走出地窖时,玄清带着人正好赶到。玄清说:“影盟的人据说已经在昆仑墟养好了母蛊。”杨哲把唐装男人交给他,摸了摸手腕发烫的蛊引布包:“昆仑墟在哪?”
“青省玉城,”玄清望着西边的落日,“那里的雪山深处,有个‘蛊神祭坛’,传说母蛊就藏在祭坛底下。”
阿青往竹篓里添了些新采的艾草,抬头看向杨哲:“那我们什么时候走?我刚学会‘控蜂术’,正好试试手。”
杨哲笑了,从《蛊经》里抽出张夹着的书签,是片青藤公园的桃叶,不知何时被他带来了。“先吃碗羊肉泡馍,”他把桃叶收好,“吃饱了,才有力气跟影盟的蛊虫打交道。”
古城墙的影子被夕阳拉得很长,杨哲看着腕间流转的金色蛊气,突然明白老苗医的话——所谓蛊术,从来不是害人的利器,是守护的手段。就像这些跟着他的银丝蚁、迷魂蝶,看似微小,却能在关键时刻,筑起一道看不见的屏障。
下一站,昆仑墟。那里有雪山,有祭坛,有更厉害的蛊虫,还有等着被揭开的终极阴谋。而他,将带着一身蛊术,继续走下去。
从西城出发时,玄清派了两个清蛊派弟子同行。“昆仑墟的雪线以上有‘寒蛊’,能冻住人的气血,”一个弟子递来两副特制的手套,掌心绣着驱寒符文,“这是用天山雪莲绒做的,能挡一阵子。”
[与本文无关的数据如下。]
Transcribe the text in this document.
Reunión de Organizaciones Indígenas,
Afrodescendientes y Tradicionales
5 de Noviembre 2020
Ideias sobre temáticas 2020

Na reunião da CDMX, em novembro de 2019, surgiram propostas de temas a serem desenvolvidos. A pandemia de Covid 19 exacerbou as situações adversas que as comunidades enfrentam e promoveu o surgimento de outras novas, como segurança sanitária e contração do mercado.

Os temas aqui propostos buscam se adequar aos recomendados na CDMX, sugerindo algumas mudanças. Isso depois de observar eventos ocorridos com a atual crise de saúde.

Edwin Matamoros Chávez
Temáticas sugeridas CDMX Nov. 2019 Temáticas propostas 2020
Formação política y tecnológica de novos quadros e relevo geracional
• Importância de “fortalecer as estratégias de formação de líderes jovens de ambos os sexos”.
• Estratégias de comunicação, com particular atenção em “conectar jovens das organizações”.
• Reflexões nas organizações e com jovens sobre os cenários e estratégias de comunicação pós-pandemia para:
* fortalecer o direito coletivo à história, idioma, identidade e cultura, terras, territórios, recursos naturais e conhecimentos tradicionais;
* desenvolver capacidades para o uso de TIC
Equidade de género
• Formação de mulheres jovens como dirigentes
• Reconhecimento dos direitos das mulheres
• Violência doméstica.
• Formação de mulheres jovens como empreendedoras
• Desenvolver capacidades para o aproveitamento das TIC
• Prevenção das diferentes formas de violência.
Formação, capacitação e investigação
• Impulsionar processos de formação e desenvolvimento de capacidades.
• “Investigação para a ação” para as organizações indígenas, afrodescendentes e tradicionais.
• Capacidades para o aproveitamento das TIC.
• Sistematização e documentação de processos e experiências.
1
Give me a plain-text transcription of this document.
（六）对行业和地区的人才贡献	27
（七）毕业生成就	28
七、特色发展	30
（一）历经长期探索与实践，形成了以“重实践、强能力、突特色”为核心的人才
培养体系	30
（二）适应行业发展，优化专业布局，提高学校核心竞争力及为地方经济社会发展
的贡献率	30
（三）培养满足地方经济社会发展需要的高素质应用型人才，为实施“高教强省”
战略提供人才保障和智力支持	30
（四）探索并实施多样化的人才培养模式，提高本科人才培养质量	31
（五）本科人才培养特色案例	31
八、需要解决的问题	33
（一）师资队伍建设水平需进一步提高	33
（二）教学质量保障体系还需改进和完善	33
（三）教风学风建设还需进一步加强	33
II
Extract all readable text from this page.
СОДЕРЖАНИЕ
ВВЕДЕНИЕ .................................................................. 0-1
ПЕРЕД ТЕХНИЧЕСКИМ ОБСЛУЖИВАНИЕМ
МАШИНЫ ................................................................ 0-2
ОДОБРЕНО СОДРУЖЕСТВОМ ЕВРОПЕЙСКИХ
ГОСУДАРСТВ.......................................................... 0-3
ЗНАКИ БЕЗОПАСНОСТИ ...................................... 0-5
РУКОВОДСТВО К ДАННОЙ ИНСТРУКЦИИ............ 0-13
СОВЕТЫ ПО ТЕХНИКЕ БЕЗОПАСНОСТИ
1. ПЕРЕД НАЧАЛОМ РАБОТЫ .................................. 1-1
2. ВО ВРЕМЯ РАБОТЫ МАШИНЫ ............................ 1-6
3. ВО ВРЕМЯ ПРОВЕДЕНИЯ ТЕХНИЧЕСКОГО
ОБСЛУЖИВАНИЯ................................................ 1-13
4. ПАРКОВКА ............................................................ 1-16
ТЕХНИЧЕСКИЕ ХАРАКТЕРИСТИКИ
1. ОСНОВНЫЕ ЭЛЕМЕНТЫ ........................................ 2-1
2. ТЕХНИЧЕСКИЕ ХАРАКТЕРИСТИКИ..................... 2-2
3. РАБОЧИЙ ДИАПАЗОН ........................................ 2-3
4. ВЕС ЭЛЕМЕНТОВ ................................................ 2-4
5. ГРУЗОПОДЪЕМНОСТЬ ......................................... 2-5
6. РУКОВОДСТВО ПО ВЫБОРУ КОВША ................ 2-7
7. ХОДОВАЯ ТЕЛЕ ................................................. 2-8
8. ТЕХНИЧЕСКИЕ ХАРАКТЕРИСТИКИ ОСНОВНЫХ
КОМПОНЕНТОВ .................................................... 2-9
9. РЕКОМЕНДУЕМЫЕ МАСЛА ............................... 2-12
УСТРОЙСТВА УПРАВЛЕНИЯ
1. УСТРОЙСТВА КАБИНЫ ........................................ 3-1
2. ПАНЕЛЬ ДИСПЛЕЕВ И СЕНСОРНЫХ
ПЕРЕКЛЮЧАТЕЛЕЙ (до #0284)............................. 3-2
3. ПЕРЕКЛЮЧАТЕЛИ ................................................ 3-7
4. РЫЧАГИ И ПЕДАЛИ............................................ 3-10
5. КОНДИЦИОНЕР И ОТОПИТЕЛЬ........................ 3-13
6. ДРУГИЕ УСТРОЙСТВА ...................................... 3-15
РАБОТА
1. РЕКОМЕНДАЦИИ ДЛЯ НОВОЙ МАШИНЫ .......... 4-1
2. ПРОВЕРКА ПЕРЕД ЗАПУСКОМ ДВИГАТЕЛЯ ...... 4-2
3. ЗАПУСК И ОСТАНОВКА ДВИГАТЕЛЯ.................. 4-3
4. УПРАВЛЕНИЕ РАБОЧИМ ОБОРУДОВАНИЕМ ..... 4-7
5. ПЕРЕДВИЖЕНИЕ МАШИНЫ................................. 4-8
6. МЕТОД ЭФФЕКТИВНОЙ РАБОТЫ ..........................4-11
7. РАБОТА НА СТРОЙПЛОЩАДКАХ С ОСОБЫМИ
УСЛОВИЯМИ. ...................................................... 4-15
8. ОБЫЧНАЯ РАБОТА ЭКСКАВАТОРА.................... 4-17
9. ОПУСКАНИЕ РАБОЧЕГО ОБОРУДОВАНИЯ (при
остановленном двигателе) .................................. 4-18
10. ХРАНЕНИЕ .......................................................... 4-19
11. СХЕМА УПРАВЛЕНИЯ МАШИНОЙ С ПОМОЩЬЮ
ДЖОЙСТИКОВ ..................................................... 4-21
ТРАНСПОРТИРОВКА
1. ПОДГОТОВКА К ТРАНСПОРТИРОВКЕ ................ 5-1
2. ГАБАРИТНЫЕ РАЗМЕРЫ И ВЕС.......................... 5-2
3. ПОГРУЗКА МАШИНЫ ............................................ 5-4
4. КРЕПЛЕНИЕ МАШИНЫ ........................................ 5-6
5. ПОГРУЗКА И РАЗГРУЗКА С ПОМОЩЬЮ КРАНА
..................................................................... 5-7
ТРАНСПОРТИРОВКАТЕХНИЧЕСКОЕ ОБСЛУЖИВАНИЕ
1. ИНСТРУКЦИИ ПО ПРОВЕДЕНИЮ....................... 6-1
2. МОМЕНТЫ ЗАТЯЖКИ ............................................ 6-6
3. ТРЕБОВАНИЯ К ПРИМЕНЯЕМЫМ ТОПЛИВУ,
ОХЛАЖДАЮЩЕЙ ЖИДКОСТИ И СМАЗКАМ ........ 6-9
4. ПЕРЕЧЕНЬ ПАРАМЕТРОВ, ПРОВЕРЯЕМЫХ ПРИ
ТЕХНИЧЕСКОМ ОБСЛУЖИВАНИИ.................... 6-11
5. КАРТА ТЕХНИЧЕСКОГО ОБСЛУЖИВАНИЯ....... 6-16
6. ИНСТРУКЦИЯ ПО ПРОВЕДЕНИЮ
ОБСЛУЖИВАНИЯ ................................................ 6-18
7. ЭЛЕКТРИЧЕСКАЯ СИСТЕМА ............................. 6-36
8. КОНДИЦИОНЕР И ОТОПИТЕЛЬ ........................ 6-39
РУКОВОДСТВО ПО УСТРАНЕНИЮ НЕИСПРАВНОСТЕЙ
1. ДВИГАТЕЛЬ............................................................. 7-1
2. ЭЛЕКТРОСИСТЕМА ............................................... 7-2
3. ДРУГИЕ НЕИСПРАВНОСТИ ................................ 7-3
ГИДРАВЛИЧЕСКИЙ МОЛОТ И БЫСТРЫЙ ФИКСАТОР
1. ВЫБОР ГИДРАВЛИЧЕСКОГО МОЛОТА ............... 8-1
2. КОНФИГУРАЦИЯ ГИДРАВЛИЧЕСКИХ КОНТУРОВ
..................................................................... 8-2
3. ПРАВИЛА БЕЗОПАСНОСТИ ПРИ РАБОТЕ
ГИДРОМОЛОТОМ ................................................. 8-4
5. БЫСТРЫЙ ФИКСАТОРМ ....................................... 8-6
火车在兰市中转,换乘前往玉城的长途汽车。越往西行,窗外的绿色越少,最后只剩下连绵的黄土坡,偶尔能看见几头牦牛在风中瑟缩。阿青把竹篓裹得严严实实,里面的银丝蚁和迷魂蝶似乎也感受到了寒意,安静了许多。
“还有一天的路就到雪山脚了,”杨哲翻看着《蛊经》里关于昆仑墟的记载,书页上画着个三足鼎状的祭坛,周围刻满了与蛊引布包相同的纹路,“老苗医说,蛊神祭坛底下压着‘万蛊之源’,影盟的母蛊恐怕就藏在那。”
汽车抵达玉城时,天降暴雪。当地向导牵着马在车站等他们,见杨哲背着竹篓,皱眉道:“雪太深,马进不了山。而且最近山里不太平,总有人看见‘雪怪’,说是长着好多眼睛,见人就追。”
“那是‘多目寒蛊’,”杨哲想起《蛊经》里的描述,“影盟用野猿炼制的。”他从竹篓里取出些“暖蛊”——是湘西苗寨特有的火红色蠕虫,能散发热量,分给众人:“贴身带着,能防寒蛊。”